O guia da IDSA também discutiu o papel das técnicas moleculares, geralmente, são mais sensíveis e menos dependentes da qualidade da amostra de fezes como a cultura. Novos testes multiplex de amplificação de ácidos nucleicos (MP-NAATs), podem detectar vários patógenos e toxinas, podem distinguir entre as toxinas Shiga 1 e 2 e, alguns ensaios, também distinguem E. coli O157. Porém, na nossa realidade, o custo elevado das técnicas moleculares dificultam o seu emprego na rotina diagnóstica. Além do mais, devem ser avaliadas com muito cuidado por serem testes de alta sensibilidade e podem levar à indução de um falso diagnóstico etiológico da diarreia.
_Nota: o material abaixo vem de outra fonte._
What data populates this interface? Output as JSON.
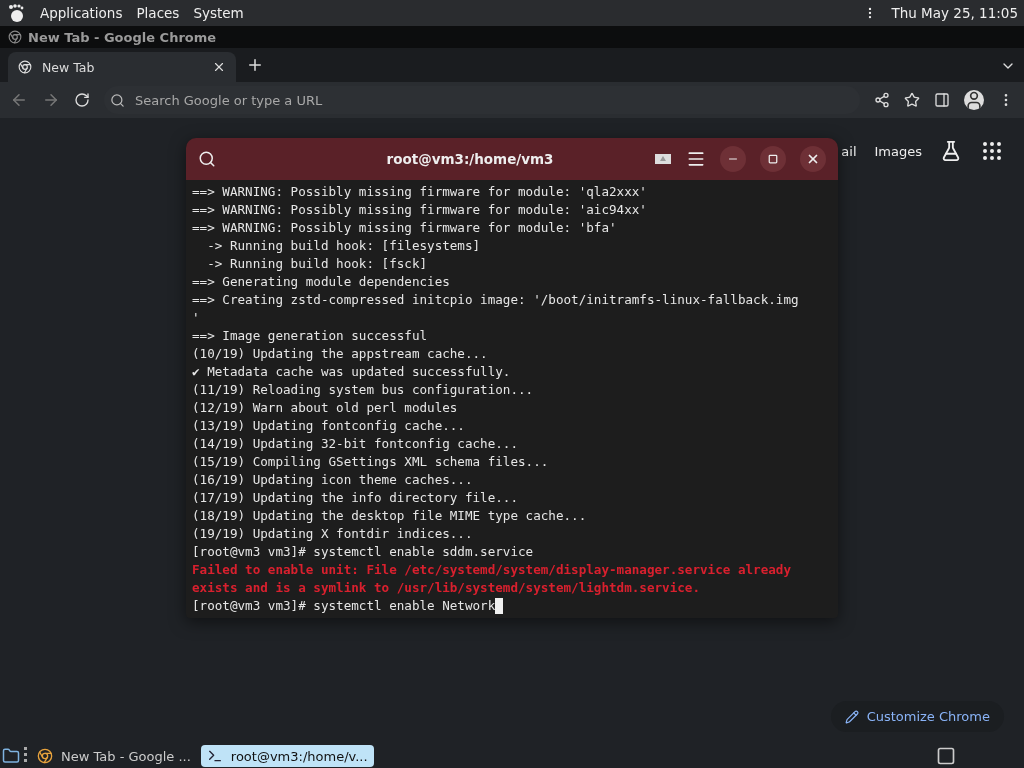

Outro alerta, que frequentemente os clínicos utilizam na sua prática, a pesquisa de leucócitos fecais não deve ser utilizada para estabelecer diagnóstico diferencial da causa infecciosa, por exemplo vírus ou bactérias.

Tratamento

A terapia antimicrobiana empírica em pacientes imunocompetentes é recomendada para casos graves: presença de febre, dor abdominal, diarreia com sangue ou pus ou sinais de sepse.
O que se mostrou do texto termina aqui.